Sans issue
Le 24 février 2015
Plongée sombre dans la solitude humaine... Une œuvre aride mais profondément touchante.


- Réalisateur : Saverio Costanzo
- Acteurs : Isabella Rossellini, Filippo Timi, Alba Rohrwacher, Luca Marinelli, Vittorio Lomartire
- Genre : Drame
- Nationalité : Italien
- Distributeur : Le Pacte
- Durée : 1h54mn
- Titre original : La solitudine dei numeri primi
- Date de sortie : 4 mai 2011
- Festival : Festival de Venise 2010
Résumé : 1984, 1991, 1998, 2007. Autant d’années qui séparent la vie de Mattia et Alice. Deux enfances difficiles, bouleversées par un terrible événement qui marquera à jamais leur existence. Entre leurs amis, leur famille et leur travail, Mattia et Alice sont malgré eux rattrapés par leur passé. La conscience d’être différent des autres ne fait qu’augmenter les barrières qui les séparent du monde, les menant à un isolement inévitable, mais conscient.

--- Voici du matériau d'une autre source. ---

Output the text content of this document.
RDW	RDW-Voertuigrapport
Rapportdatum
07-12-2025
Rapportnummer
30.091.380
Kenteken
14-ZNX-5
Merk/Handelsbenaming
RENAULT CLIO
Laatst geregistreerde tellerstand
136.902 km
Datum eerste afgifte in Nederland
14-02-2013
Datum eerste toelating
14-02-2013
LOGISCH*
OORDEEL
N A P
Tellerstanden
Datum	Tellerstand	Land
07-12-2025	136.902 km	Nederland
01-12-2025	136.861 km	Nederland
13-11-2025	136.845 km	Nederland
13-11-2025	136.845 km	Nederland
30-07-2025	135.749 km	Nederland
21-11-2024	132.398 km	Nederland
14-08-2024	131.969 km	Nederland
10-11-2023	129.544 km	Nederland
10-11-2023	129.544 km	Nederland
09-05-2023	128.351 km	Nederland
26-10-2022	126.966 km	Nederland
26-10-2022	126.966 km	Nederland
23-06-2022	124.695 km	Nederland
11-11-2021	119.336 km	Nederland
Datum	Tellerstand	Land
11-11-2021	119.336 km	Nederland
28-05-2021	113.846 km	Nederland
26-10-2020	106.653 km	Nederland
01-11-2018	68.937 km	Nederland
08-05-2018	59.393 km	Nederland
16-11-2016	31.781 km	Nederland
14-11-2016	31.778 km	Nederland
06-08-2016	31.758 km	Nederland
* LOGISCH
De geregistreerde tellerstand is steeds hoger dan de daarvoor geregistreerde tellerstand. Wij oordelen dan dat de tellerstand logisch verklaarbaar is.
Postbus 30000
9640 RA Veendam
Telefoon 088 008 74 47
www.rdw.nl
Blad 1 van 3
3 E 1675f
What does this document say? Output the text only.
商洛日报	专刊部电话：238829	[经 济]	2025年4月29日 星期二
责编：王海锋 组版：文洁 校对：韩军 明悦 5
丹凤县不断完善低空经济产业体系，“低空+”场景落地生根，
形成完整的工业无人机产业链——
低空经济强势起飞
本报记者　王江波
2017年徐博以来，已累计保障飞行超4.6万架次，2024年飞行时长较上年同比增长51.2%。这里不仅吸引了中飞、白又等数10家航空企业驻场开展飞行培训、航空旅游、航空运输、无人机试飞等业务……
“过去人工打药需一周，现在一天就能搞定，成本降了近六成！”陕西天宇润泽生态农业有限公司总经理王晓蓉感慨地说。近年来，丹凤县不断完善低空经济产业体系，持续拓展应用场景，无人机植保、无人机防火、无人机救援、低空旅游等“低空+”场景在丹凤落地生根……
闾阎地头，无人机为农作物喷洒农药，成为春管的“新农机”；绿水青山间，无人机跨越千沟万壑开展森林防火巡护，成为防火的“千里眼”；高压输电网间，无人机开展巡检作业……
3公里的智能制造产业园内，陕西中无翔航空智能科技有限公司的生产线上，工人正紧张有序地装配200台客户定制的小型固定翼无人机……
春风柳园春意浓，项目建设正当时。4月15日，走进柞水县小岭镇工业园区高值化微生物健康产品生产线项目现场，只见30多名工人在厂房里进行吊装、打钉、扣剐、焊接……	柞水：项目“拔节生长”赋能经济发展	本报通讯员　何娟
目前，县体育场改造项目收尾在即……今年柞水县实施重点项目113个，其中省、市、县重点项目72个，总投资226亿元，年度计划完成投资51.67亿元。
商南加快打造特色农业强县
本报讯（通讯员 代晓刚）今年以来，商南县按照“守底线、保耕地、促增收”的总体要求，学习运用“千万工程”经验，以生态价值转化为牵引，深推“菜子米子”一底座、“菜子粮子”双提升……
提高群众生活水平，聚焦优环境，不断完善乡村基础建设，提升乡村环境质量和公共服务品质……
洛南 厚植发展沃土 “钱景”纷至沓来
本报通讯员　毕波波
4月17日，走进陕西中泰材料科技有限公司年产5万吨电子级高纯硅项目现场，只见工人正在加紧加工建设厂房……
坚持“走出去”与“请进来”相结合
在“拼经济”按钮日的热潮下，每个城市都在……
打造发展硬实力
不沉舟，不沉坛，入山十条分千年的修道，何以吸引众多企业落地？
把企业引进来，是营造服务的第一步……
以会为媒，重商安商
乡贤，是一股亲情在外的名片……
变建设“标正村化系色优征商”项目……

Critique : Un nombre premier est un nombre indivisible. Dans le long-métrage de Saverio Costanzo, Alice et Mattia sont des personnages esseulés - deux chiffres premiers - uniques l’un et l’autre, inséparables l’un de l’autre. Une unité, une entité à eux deux. Indivisibles. Mais ce n’est pas parce que le destin semble vouloir les réunir inextricablement que ces deux-là sont fait pour être ensemble. Au contraire, leur mal-être au monde, leur incapacité totale à sortir d’eux-mêmes les rend inatteignables. Ils ne sont pas ensemble mais côte à côte.
- © Le Pacte
L’incommunicabilité traverse La solitude des nombres premiers de la première à la dernière image. Les séquences sont longues, peu animées par des mouvements de caméra ; tout comme les personnages sont englués dans une existence dont ils ne veulent pas. Car le problème est bien là. Mattia et Alice n’auraient pas dû naître. Dès l’enfance, leur place aurait du être ailleurs que sur cette Terre. Ensuite, tout n’est que lutte pour trouver leur place - place qu’ils ne désirent pas tant que cela, quelque peu résignés à être « différents ». Volontairement et malgré eux. L’un en l’autre, ils se retrouvent mais la clé pour qu’ils existent, c’est de se parler. Pour de vrai. Mais ils ne le peuvent réellement pas ; le silence et la souffrance sont donc leur lot quotidien.
- © Le Pacte
Cette incapacité à communiquer est retranscrite par le clair-obscur du film. À la limite du fantastique parfois. Les ombres sont omniprésentes comme pour appuyer le poids de la solitude des "nombres premiers". Ce choix esthétique est judicieux, d’autant que la musique - ininterrompue, électro - empêche finalement toute forme de dialogue. Mais l’atmosphère du long-métrage est pesante. Étouffant même. Car du malaise, le cinéaste fait son crédo. D’issue, il n’y en pas et cela nous est (dé)montré dès le début. Mieux vaut le savoir car, même en étant prévenu, en ressortant de La solitude des nombres premiers, un coup de blues peut poindre son nez... Quand il n’y a plus d’espoir...
- © Le Pacte
Frédéric de Vençay 25 juin 2011
La solitude des nombres premiers - La critique
Baroque, audacieux, en mouvement, le néo cinéma italien compte parmi les plus passionnants de la planète. Après Guadagnino ("Amore"), Sorrentino ("Il divo") et surtout Marco Bellochio (le sublime "Vincere"), voici Constanzo qui adapte un roman adulé en éclatant sa structure et ses codes. L’atmosphère de film noir et les références incessantes à Dario Argento s’avèrent paradoxalement idéales pour disséquer un poignant malaise adolescent. Dommage que l’ensemble soit un peu inégal, entre un monumental pic d’intensité en milieu de métrage et un dénouement qui traîne la patte.